Nella palude di Kinshasa, Congo RD
Come farei senza il loro aiuto?
Da oltre due anni vivo nella missione di san Bernardo, alla periferia di Kinshasa, capitale del Congo. Al tempo di Mobutu, questa era una zona industriale. In alto, c'erano le industrie; in basso, nella zona paludosa, c'era un progetto agricolo cinese con i campi coltivati a riso. Qualcuno è riuscito a imbrogliare le carte e a farsi dare il terreno. I cinesi si sono ritrovati senza terra da un giorno all'altro.
Le baracche nel fango
La zona è vicina alla città, l'unica che era ancora libera. Perciò è stata occupata da impiegati, che volevano recarsi al lavoro senza viaggiare troppo. Ma nel 1992, in seguito ai saccheggi, molte fabbriche sono state occupate dagli sfollati. Con la guerra, poi, il problema si è acuito. Tanti hanno costruito baracche sui muri di cinta delle fabbriche; altri si sono fatti le case nei terreni vicini. È sorto un quartiere popoloso, senza un piano.
I cinesi avevano fatto costruire i canali e una diga. Finché questi hanno tenuto, il quartiere era asciutto. Ma poi, nella zona paludosa del quartiere sono iniziate le inondazioni. Molti si sono rifugiati nelle fabbriche in alto, rimaste vuote, o a ridosso dei muri. I più poveri hanno occupato le case e le capanne abbandonate nella palude, pur di avere un tetto. In due anni abbiamo lavorato molto per alzare la strada e rinforzare gli argini. Stiamo sensibilizzando la gente per creare i canali che permettano il deflusso delle acque piovane.
Un fiume di gente va e viene
Nel quartiere convivono alcune famiglie di ceto medio-basso e una gran massa di gente che fa fatica a tirare avanti. Molta gente vive con piccoli espedienti attorno alle fabbriche, nei mercati, con qualche lavoro artigianale... Abbiamo incoraggiato la gente a coltivare un orticello. A coloro che si impegnano, diamo un premio in granturco. La cosa sta avendo successo.

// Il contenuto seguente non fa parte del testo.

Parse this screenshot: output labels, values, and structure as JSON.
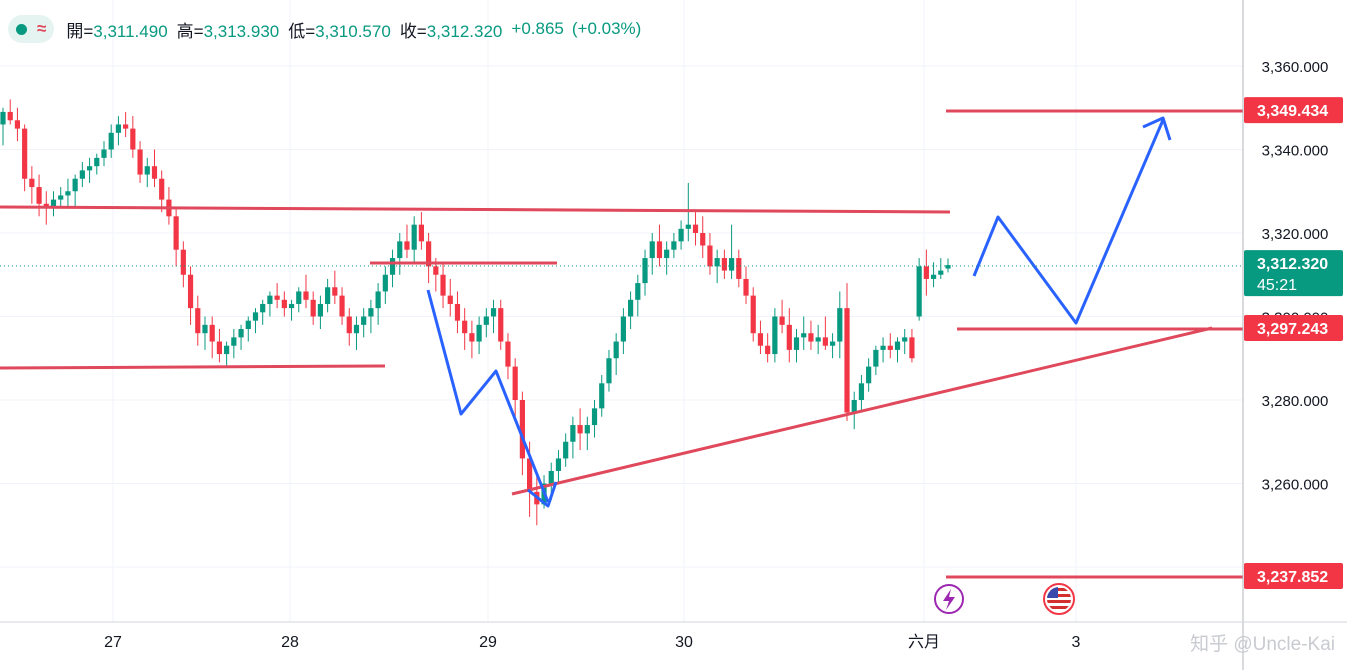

Potete immaginare quanti bambini sono sulla strada, tutto il giorno. Mattino e sera si vede una grande massa di gente in movimento. Praticamente, tutti gli adulti escono al mattino verso la città e rientrano alla sera. Lasciano la famiglia in mano ai figli più grandi, ma anche questi a volte vanno a zonzo o fanno una piccola attività di vendita fuori casa. A sera la gente torna a casa stanca. Eppure, molti vengono in missione per l'incontro o la preghiera.
Tanti laici si danno da fare
La parrocchia è divisa in dieci comunità di base. Ciascuna gestisce la vita cristiana nella zona: la preghiera e l'insegnamento; l'assistenza ai poveri e la cura dei malati. Le attività in parrocchia sono moltissime. Ci sono una quindicina di commissioni che organizzano le attività: la carità e lo sviluppo; la liturgia e la catechesi; la formazione dei laici e la preparazione al matrimonio; l'educazione cristiana nelle scuole e la gioventù; i mass media e l'ecumenismo; la gestione economica della parrocchia... Abbiamo anche una commissione “giustizia e pace” che aiuta nei conflitti sociali. L'ultimo gruppo nato sono gli “amici della prigione”.
I presidenti delle commissioni formano il consiglio parrocchiale. Il loro sostegno e il loro lavoro sono indispensabili. Insomma, è una cosa che entusiasma. È vero, bisogna stimolarli perché lavorino. Ma se non ci fossero loro non saprei come tirare avanti. Credo che in Italia una partecipazione di laici così attiva ancora non esista.
Due grandi avvenimenti
Nella missione mi aiutano due saveriani. Padre Rolando Trevisan si occupa del “gruppo vocazioni”. La sua profonda spiritualità ha colpito i nostri cristiani. Quest'anno per la prima volta, due giovani di Kinshasa sono entrati nel seminario saveriano a Bukavu. La chiesa congolese si prepara a inviare missionari nel mondo. È un grande avvenimento!
Padre Pier Agostinis segue il gruppo dei giovani e ha molto da fare come economo del noviziato e per sistemare visti e passaporti dei missionari. Vivendo nella capitale, dobbiamo fare questo servizio ai confratelli che vivono nella zona orientale del Paese.